Tuesday 29 May 2018

Layered Testing


Many software systems will reach a scale where achieving adequate coverage of all provided features via traditional manual testing will prove virtually impossible, especially in a reasonable time scale.

A strong suite of automated tests, coupled with the adoption of a shift left mindset, can provide a solution to this problem. This approach can mean a system is under almost constant testing, at least for critical journeys and functionality, without which users would be adversely affected.

As with most aspects of software engineering, its imperative for this testing infrastructure to have well defined structure to avoid the evils of spaghetti code. Code quality shouldn't be something only in developers mind when writing production code, its as important for maintaining good quality tests.

This structure starts by identifying the different categories of tests that you will write, what they are designed to achieve, and how they fit into the bigger picture.

Unit Tests

Unit tests are defined by having a single source of failure, namely the class that is being tested. This obviously discounts the tests themselves having bugs, whilst developers often gravitate to wanting the test themselves to be wrong when they fail, this isn't the case as often as we may want it to be.

This single source of failure is maintained by all functional dependencies of the class being tested being mocked. The distinction being drawn here with functional dependencies is to avoid model classes and such like also having to be mocked, if the dependency offers functionality that could cause the test to fail then it should be mocked.

Unit tests should be run as frequently as possible and at least as often as change is merged into a shared branch, for this to have value the tests must follow FIRST principles of being fast, independent and repeatable.

Unit tests are therefore your fist line of defence against bugs being introduced into a code base and represent the furthest left it is possible to introduce automated testing. Indeed when following a Test Driven Development (TDD) methodology the tests exist even before the code they will be testing.

Integration Tests

Within a code base classes do not in fact operate independently, they come together in a grouping to perform a purpose within your overall system. If unit testing should fulfil the role of defending against bugs being introduced inside a class's implementation, then integration testing should act as a line of defence against them being introduced within the boundaries and interactions between classes.

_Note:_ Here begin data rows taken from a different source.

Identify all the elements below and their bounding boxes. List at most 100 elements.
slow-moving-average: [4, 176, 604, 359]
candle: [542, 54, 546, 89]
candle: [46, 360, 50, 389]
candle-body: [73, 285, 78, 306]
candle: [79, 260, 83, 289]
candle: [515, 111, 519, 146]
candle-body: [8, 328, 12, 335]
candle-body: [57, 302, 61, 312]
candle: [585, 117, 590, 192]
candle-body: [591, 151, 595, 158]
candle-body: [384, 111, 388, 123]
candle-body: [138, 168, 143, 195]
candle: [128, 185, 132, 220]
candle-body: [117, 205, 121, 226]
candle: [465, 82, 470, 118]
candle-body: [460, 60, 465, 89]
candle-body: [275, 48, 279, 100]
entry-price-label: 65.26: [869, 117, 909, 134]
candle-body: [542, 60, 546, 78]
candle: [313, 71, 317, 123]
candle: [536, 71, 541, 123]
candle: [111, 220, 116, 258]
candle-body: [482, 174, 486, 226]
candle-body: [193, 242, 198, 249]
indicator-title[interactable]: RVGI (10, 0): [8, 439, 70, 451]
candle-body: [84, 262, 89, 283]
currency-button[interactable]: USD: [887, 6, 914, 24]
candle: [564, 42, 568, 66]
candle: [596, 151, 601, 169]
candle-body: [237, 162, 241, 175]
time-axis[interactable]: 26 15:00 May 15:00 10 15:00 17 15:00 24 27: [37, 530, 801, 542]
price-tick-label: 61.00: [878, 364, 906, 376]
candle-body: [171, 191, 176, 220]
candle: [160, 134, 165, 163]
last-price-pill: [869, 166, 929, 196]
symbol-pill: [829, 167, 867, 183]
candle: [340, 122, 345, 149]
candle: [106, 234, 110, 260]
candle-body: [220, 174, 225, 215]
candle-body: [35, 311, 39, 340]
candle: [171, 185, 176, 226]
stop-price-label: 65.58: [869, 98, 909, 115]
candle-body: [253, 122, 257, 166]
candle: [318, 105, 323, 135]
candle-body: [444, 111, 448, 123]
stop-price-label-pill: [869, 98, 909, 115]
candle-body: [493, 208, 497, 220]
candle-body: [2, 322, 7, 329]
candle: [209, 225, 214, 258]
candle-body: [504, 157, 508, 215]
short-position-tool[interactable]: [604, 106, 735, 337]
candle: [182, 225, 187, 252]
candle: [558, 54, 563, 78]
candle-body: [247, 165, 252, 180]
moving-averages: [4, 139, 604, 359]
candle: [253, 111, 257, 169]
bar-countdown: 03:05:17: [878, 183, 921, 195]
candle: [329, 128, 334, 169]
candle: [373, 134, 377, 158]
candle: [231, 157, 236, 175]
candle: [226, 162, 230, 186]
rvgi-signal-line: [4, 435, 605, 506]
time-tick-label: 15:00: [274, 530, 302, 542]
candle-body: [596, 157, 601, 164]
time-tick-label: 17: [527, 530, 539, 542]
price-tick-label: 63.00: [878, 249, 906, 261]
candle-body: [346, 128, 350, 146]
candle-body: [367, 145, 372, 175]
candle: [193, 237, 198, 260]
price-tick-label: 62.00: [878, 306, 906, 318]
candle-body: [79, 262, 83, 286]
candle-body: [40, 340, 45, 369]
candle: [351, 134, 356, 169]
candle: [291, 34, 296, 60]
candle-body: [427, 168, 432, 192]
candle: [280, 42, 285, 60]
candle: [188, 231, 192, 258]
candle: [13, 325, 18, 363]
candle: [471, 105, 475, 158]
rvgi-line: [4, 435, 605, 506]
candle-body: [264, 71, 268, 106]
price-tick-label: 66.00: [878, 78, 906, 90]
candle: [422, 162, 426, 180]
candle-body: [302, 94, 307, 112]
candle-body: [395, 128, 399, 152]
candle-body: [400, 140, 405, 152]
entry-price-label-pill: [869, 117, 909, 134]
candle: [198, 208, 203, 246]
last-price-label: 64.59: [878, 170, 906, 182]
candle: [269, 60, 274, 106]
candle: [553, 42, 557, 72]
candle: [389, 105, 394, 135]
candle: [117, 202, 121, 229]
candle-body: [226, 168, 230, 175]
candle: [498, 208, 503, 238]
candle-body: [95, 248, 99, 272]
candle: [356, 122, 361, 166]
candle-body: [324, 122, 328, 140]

By their very nature integration tests don't have a single reason to fail, any class within the group you are testing has the potential to cause a test to fail. Where in our unit testing we made extensive use of mocking to simulate functionality, in our integration testing we are looking to include as much real functionality as possible.

This makes integration tests harder to debug but this is a necessary price to pay to validate all the individual sub-systems of your code interact properly.

Whilst even the most ardent advocate of TDD wouldn't write integration tests prior to implementation, like unit tests integration tests should be fast and run frequently.

Automated UI Tests

In the majority of cases software is provoked into performing some operation based on input from a user. Implementing automated UI testing is an attempt to test functionality as that user, or at least in as close an approximation of the user as possible.

As with integration tests, these automated UI tests will have multiple reasons to fail, in fact they are likely to have as many reasons to fail as there are sources of bugs in the system being tested.

Although it is necessary to engineer an environment for these test to run, and not all functionality will lend itself to being tested in this way, these tests should contain virtually no mocking.

Automated UI testing is never going to lend itself to being as fast as integration testing and unit testing. For this reason they should be structured such that they can be easily sub-divided based on what they are testing. This will allow their execution to be targeted on the areas of change within a code base and the critical paths that cannot break.

They are likely to be run less frequently but they serve as a health check on the current suitability of the code for deployment. They are also work horses for the mundane, freeing up the time of precious manual resource to concentrate on testing more abstract qualities of the code.

These three areas by no means cover all the possible types of test you may wish to write, one notable exception being testing performance via Non Functional Tests (NFT). However they do demonstrate how a well thought through testing architecture consists of many layers each with a different purpose and objective.